Hello! First, I’d like to acknowledge the wonderful fairy tale leap Mary took in inviting the girl who sent in a fiction submission in response to a call for poetry and art to edit her very own fiction section. How lucky I am to have her as my e-zine fairy godmother! In addition to granting my wish for publication, I was given the opportunity to assemble a magical array of tales. It was the perfect editorial gig for a girl who’s been gaga for fairy tales ever since she can remember—second wish granted! As you probably know, fairy tale magic often comes in 3s. So what’s my third wish? That you, reader, will enjoy the issue at least half as much as I’ve enjoyed playing a part in putting it together.We hope you enjoy the magic riches in this issue.
While working on the issue, the word that kept coming to my mind was transgression. Lesbians, dykes, queers of all types resist and transgress the heteronormative pressures and expectations of society in the course of our daily existence, in a world still plagued by hatred and misunderstanding. Fairy tales, too, are filled with acts of transgression. Earnest young women and men set off on adventures, leaving their homes behind them, transgressing the “social station” they were born into in pursuit of something different. People wander into forbidden territories: deep dark forests, ghostly castles, fairy other worlds. Older women devour children; people are transformed into animals and back again; the rules of the regular world don’t apply. Queerness abounds, making fairy tales a fitting medium for LGBTQ writers.
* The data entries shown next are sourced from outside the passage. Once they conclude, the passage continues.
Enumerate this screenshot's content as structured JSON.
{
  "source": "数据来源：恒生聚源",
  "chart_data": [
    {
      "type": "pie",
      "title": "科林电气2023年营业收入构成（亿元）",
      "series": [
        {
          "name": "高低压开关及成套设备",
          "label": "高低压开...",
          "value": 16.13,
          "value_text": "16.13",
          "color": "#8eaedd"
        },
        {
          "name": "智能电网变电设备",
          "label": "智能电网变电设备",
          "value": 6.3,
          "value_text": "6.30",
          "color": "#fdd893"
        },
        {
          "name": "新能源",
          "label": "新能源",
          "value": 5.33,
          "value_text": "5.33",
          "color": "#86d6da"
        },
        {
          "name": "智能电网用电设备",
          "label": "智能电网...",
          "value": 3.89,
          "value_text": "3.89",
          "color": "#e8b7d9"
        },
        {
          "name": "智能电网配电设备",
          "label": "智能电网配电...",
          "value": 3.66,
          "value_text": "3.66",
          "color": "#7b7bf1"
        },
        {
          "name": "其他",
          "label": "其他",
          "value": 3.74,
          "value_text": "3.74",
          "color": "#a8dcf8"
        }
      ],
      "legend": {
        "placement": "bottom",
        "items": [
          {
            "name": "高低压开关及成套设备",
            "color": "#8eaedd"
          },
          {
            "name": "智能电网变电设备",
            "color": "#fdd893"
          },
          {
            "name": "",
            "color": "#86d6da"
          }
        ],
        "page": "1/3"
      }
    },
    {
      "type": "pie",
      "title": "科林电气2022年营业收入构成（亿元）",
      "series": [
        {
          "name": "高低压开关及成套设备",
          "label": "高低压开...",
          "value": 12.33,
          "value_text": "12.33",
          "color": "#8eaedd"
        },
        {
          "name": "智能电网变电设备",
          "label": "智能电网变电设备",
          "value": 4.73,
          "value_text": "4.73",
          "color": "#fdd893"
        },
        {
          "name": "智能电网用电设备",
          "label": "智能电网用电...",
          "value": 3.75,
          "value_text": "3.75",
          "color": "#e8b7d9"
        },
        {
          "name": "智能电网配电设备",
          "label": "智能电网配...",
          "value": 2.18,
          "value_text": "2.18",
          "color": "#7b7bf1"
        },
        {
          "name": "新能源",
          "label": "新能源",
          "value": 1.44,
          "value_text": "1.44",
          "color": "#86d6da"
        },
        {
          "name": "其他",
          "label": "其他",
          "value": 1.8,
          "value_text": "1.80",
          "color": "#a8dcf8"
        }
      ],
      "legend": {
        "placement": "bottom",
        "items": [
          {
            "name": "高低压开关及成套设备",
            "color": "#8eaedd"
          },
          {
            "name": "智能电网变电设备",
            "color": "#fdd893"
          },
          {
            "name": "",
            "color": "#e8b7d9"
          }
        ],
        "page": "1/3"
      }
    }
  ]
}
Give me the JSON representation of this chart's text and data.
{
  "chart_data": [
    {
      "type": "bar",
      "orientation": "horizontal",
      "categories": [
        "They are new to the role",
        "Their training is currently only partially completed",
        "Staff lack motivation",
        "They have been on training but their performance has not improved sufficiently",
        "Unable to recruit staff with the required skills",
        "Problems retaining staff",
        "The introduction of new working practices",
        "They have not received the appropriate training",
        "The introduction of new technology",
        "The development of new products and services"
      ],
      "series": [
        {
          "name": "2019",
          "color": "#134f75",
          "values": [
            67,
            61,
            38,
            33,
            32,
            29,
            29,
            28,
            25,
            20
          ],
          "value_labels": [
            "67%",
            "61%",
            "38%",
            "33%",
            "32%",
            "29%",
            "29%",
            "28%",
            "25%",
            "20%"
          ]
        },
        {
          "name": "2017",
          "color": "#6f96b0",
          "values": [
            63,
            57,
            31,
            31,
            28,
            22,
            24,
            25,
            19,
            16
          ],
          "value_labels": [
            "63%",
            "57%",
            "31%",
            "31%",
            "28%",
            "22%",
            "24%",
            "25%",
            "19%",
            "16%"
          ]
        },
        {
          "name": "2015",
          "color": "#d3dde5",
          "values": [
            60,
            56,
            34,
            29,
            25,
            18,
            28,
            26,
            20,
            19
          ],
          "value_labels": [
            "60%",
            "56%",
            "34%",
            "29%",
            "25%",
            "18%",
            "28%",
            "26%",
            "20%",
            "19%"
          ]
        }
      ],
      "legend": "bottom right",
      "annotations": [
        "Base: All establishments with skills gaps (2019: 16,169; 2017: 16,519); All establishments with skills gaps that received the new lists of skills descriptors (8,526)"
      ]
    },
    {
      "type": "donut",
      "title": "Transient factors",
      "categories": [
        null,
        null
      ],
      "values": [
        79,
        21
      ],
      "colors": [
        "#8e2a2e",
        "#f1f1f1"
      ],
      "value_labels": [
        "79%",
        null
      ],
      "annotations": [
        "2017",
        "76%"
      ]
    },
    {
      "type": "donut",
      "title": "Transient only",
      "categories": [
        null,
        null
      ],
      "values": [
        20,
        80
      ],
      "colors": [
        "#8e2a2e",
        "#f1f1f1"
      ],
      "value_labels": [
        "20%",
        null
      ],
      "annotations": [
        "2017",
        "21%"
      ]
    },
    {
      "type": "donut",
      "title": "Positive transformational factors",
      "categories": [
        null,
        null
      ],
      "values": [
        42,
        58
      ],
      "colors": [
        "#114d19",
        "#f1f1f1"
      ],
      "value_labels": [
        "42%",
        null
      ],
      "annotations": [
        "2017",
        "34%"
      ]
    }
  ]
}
The fiction in this Fairy Tales issue reclaims happily ever after, questions happily ever after, and dives deeply into the strangeness and beauty fairy tales offer. In Sarah Schulman’s story “Why Not” a quest for a fairy tale happy ending goes awry in contemporary L.A.; in Lucy Corin’s “A Woman with a Gardener” the “real world” becomes enchanted; and in Leopoldine Core and Eileen Myles’s “17 Fairy Tales” the possibilities for magical tale telling seem infinite (or at least number 17!). Carolyn Gage (“Becca and the Woman Prince”) creates fairy tale worlds where romantic love between women can exist. Susan Stinson shares the power of dream and wonder with us in Martha Moody, and Catherynne M. Valente paints a haunting picture of desire and death in “Bones Like Black Sugar.”